Mortality of severe acute respiratory distress syndrome in adults is still unacceptably high. Extracorporeal membrane oxygenation (ECMO) could represent an important treatment option, if complications were reduced by new technical developments.

Methods
Efficiency, side effects and outcome of treatment with a new miniaturized device for veno-venous extracorporeal gas transfer were analysed in 60 consecutive patients with life-threatening respiratory failure.

Results
A rapid increase of PaO2/FiO2 from 64 (48-86) mmHg to 120 (84-171) mmHg and a decrease of PaCO2 from 63 (50-80) mmHg to 33 (29-39) mmHg were observed after start of the extracorporeal support (p<0.001). Gas exchange capacity of the device averaged 155 (116-182) mL/min for oxygen and 210 (164-251) mL/min for carbon dioxide. Ventilatory parameters were reduced to a highly protective mode, allowing a fast reduction of tidal volume from 495 (401-570) mL to 336 (292-404) mL (p < 0.001) and of peak inspiratory pressure from 36 (32-40) cmH2O to 31 (28-35) cmH2O (p < 0.001). Transfusion requirements averaged 0.8 (0.4-1.8) units of red blood cells per day. 62% of patients were weaned from the extracorporeal system, and 45% survived to discharge.

Conclusions
Veno-venous extracorporeal membrane oxygenation with a new miniaturized device supports gas transfer effectively, allows for highly protective ventilation and is very reliable. Modern ECMO technology extends treatment opportunities in severe lung failure.

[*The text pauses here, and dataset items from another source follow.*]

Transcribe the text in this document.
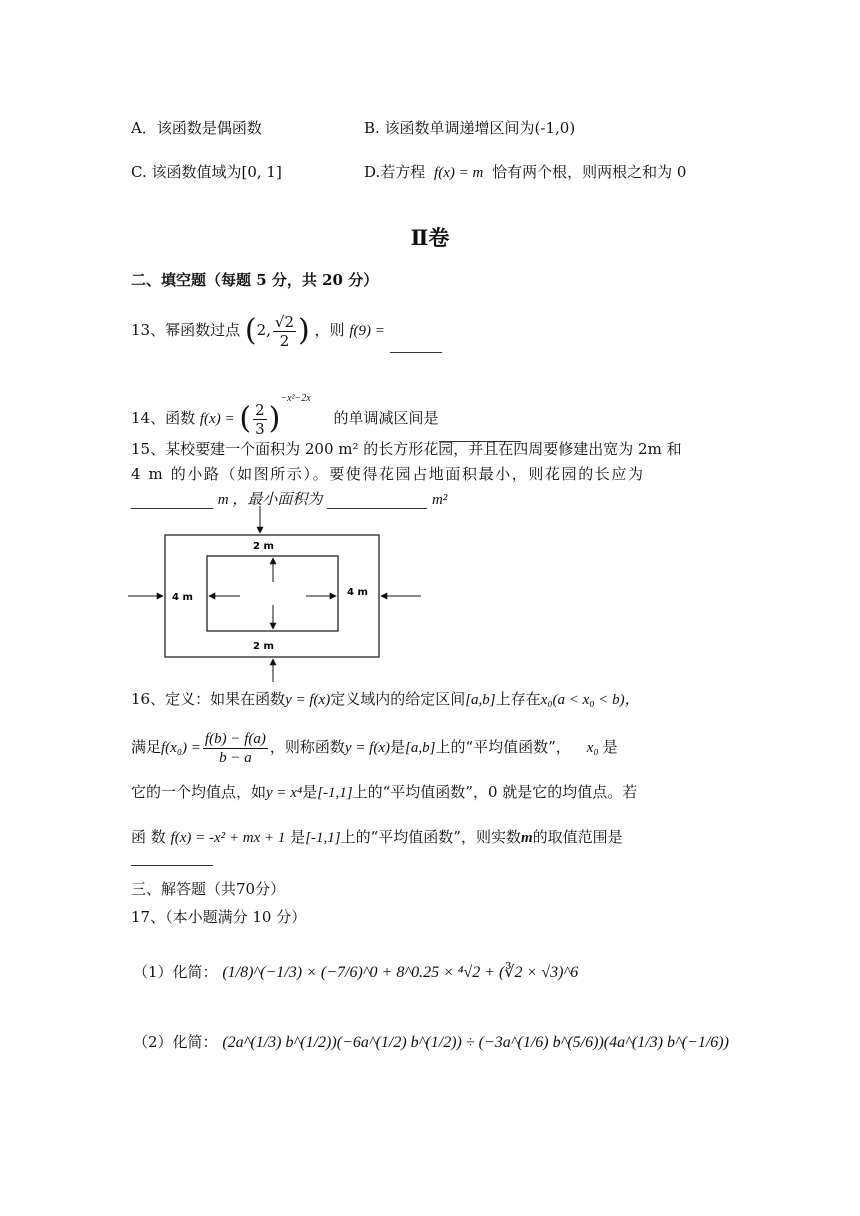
A．该函数是偶函数	B. 该函数单调递增区间为(-1,0)
C. 该函数值域为[0, 1]	D.若方程 f(x) = m 恰有两个根，则两根之和为 0
Ⅱ卷
二、填空题（每题 5 分，共 20 分）
13、幂函数过点 (2, $\frac{√2}{2}$ ) ，则 f(9) =
14、函数 f(x) = ( $\frac{2}{3} )^{-x^2-2x}$ 的单调减区间是
15、某校要建一个面积为 200 m² 的长方形花园，并且在四周要修建出宽为 2m 和
4 m 的小路（如图所示）。要使得花园占地面积最小，则花园的长应为
m ，最小面积为	m²
2 m
2 m
4 m	4 m
16、定义：如果在函数y = f(x)定义域内的给定区间[a,b]上存在x₀(a < x₀ < b)，
满足$f(x_0) = \frac{f(b) - f(a)}{b - a}$ ，则称函数y = f(x)是[a,b]上的“平均值函数”， x₀ 是
它的一个均值点，如y = x⁴是[-1,1]上的“平均值函数”，0 就是它的均值点。若
函 数 f(x) = -x² + mx + 1 是[-1,1]上的“平均值函数”，则实数m的取值范围是
三、解答题（共70分）
17、（本小题满分 10 分）
（1）化简： (1/8)^(−1/3) × (−7/6)^0 + 8^0.25 × ⁴√2 + (∛2 × √3)^6
（2）化简： (2a^(1/3) b^(1/2))(−6a^(1/2) b^(1/2)) ÷ (−3a^(1/6) b^(5/6))(4a^(1/3) b^(−1/6))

Ten reasons why we should NOT use severity scores as entry criteria for clinical trials or in our treatment decisions

Posted in Admission to ICU, Critical Care at 0:48 by Laci

By J-L Vincent, S Opal and J Marshall

Crit Care Med 2010;38:283-287

Severity scores such as Acute Physiology and Chronic Health Evaluation II have been advocated as entry criteria for clinical trials and in clinical decision-making. We present ten reasons why we believe this approach is not appropriate and may even be detrimental.

Data sources
Available relevant literature from authors’ personal databases and personal knowledge of past and future clinical trial development.

Data synthesis
Severity scores were not designed for use in individual patients or for therapeutic decision-making for specific interventions. Difficulties with the time window needed to calculate these scores and the need to administer therapies early further limit their use in this context. The complex nature of the scores makes it difficult to use them at the bedside and there is considerable interobserver variability in score calculation. Inclusion of chronic health and age points in severity scores may prevent younger, previously healthy patients, with similar acute physiological dysfunction and therefore total lower severity scores, from trial inclusion or from receiving therapies that may be beneficial.

Conclusions
We believe severity of illness scores are poor surrogates for risk stratification and should not be used as a criterion for patient enrollment into clinical trials or as the basis for individual treatment decisions.